Thursday, February 1, 2018

BLOG #1

The sentence that stood out to me the most, came in chapter 3.

"It may help, as you begin to learn your strengths and struggles as a listener, to consider the sorts of compliments or complaints you've received from friends and family members, romantic partners, teachers, employers, and coworkers about your skills as a listener”, (51).

This specific sentence intrigued me the most. Because, personally I think it's very important to get know and understand your strengths and weaknesses when it comes to being a listener. As well as being a speaker. You can always pick up on something knew if you simply just listen to anybody. You can learn quite a lot about how you process what is being said. Such as, do you make a connection with a past experience, or if making eye contact can make you focus more, or even if your body language expresses interest. It's a known fact that we all speak differently depending on who are talking to. For example, nobody would speak to their coworkers the same way they talk to their romantic partner. Even Bad criticism is good criticism.
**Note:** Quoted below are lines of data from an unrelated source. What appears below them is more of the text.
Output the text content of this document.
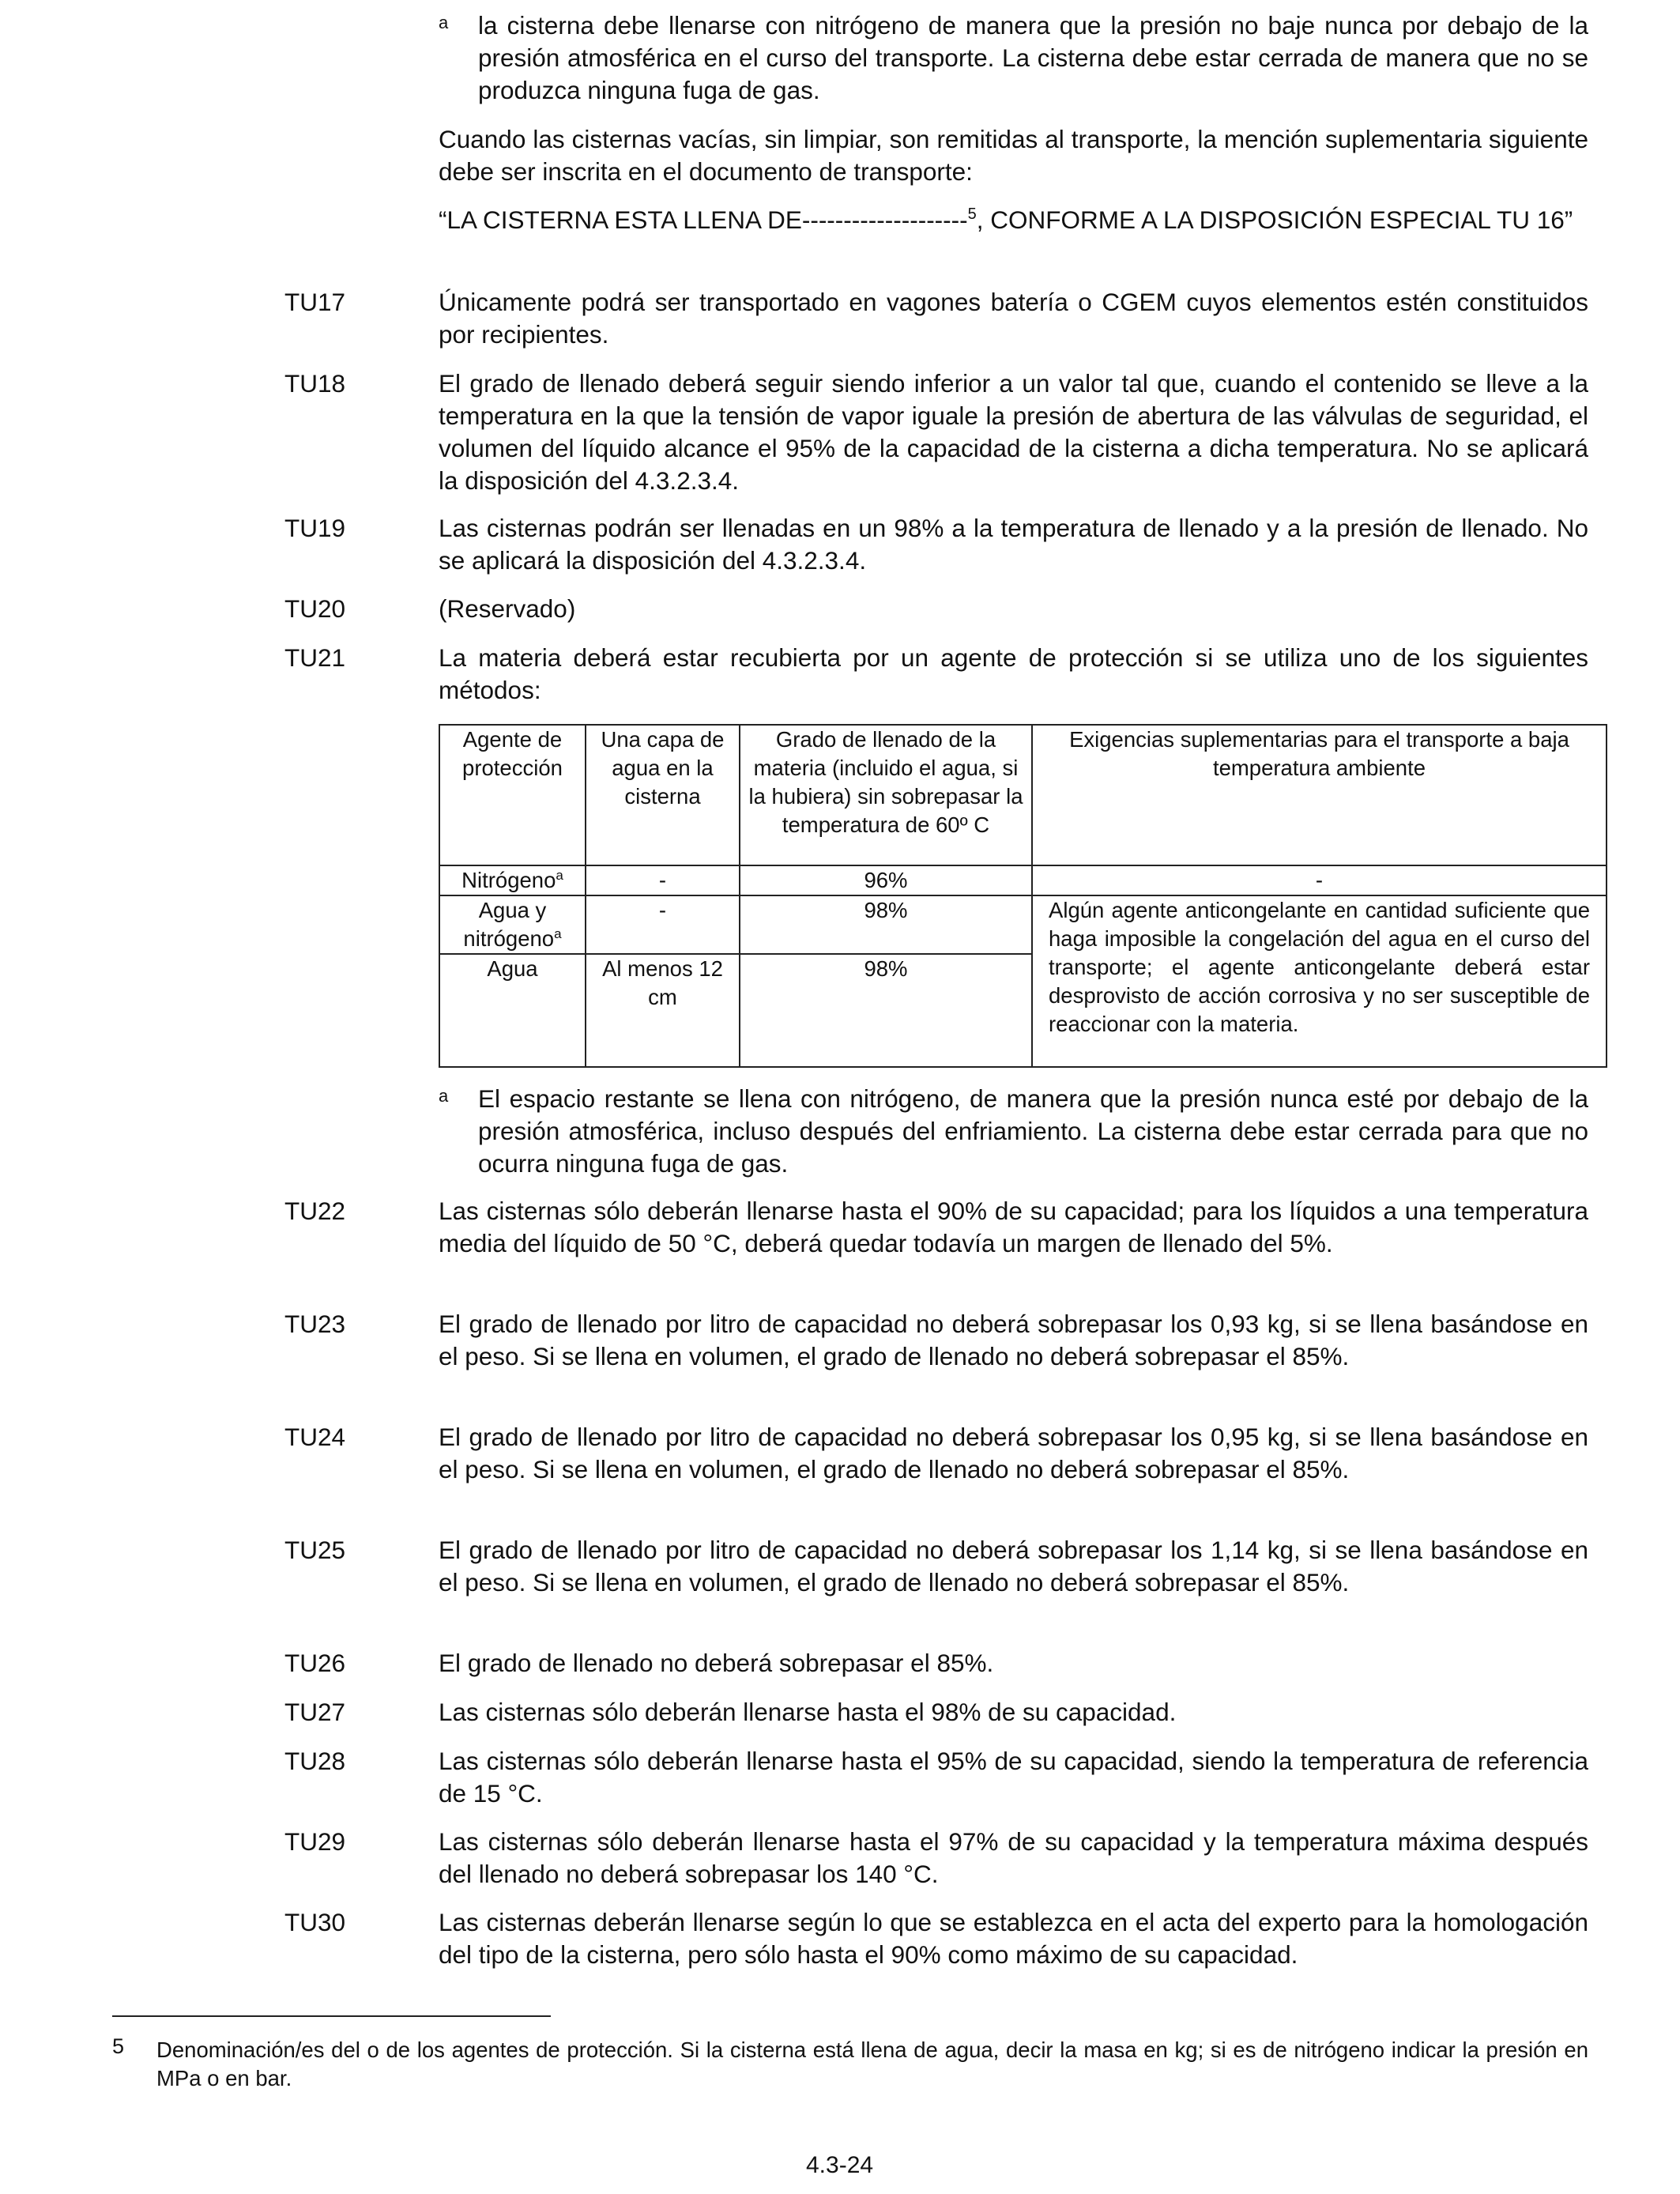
a la cisterna debe llenarse con nitrógeno de manera que la presión no baje nunca por debajo de la presión atmosférica en el curso del transporte. La cisterna debe estar cerrada de manera que no se produzca ninguna fuga de gas.
Cuando las cisternas vacías, sin limpiar, son remitidas al transporte, la mención suplementaria siguiente debe ser inscrita en el documento de transporte:
“LA CISTERNA ESTA LLENA DE--------------------$^5$, CONFORME A LA DISPOSICIÓN ESPECIAL TU 16”
TU17	Únicamente podrá ser transportado en vagones batería o CGEM cuyos elementos estén constituidos por recipientes.
TU18	El grado de llenado deberá seguir siendo inferior a un valor tal que, cuando el contenido se lleve a la temperatura en la que la tensión de vapor iguale la presión de abertura de las válvulas de seguridad, el volumen del líquido alcance el 95% de la capacidad de la cisterna a dicha temperatura. No se aplicará la disposición del 4.3.2.3.4.
TU19	Las cisternas podrán ser llenadas en un 98% a la temperatura de llenado y a la presión de llenado. No se aplicará la disposición del 4.3.2.3.4.
TU20	(Reservado)
TU21	La materia deberá estar recubierta por un agente de protección si se utiliza uno de los siguientes métodos:
Agente de protección	Una capa de agua en la cisterna	Grado de llenado de la materia (incluido el agua, si la hubiera) sin sobrepasar la temperatura de 60º C	Exigencias suplementarias para el transporte a baja temperatura ambiente
Nitrógeno$^a$	-	96%	-
Agua y nitrógeno$^a$	-	98%	Algún agente anticongelante en cantidad suficiente que haga imposible la congelación del agua en el curso del transporte; el agente anticongelante deberá estar desprovisto de acción corrosiva y no ser susceptible de reaccionar con la materia.
Agua	Al menos 12 cm	98%	
a El espacio restante se llena con nitrógeno, de manera que la presión nunca esté por debajo de la presión atmosférica, incluso después del enfriamiento. La cisterna debe estar cerrada para que no ocurra ninguna fuga de gas.
TU22	Las cisternas sólo deberán llenarse hasta el 90% de su capacidad; para los líquidos a una temperatura media del líquido de 50 °C, deberá quedar todavía un margen de llenado del 5%.
TU23	El grado de llenado por litro de capacidad no deberá sobrepasar los 0,93 kg, si se llena basándose en el peso. Si se llena en volumen, el grado de llenado no deberá sobrepasar el 85%.
TU24	El grado de llenado por litro de capacidad no deberá sobrepasar los 0,95 kg, si se llena basándose en el peso. Si se llena en volumen, el grado de llenado no deberá sobrepasar el 85%.
TU25	El grado de llenado por litro de capacidad no deberá sobrepasar los 1,14 kg, si se llena basándose en el peso. Si se llena en volumen, el grado de llenado no deberá sobrepasar el 85%.
TU26	El grado de llenado no deberá sobrepasar el 85%.
TU27	Las cisternas sólo deberán llenarse hasta el 98% de su capacidad.
TU28	Las cisternas sólo deberán llenarse hasta el 95% de su capacidad, siendo la temperatura de referencia de 15 °C.
TU29	Las cisternas sólo deberán llenarse hasta el 97% de su capacidad y la temperatura máxima después del llenado no deberá sobrepasar los 140 °C.
TU30	Las cisternas deberán llenarse según lo que se establezca en el acta del experto para la homologación del tipo de la cisterna, pero sólo hasta el 90% como máximo de su capacidad.
5 Denominación/es del o de los agentes de protección. Si la cisterna está llena de agua, decir la masa en kg; si es de nitrógeno indicar la presión en MPa o en bar.
4.3-24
Bad criticism is mostly taken in a negative way but if you switch it around and use it to your advantage, you could become a much better listener/speaker. 

An article that I found on the internet states that the listening effectively can be persuasive as it can improve your social skills whether it be in a work environment or simply being out with friends and family. Listening effectively, according to the article, can make the other person speaking feel respected and understood. And allow the listener to speak his opinion, thus sparking a conversation.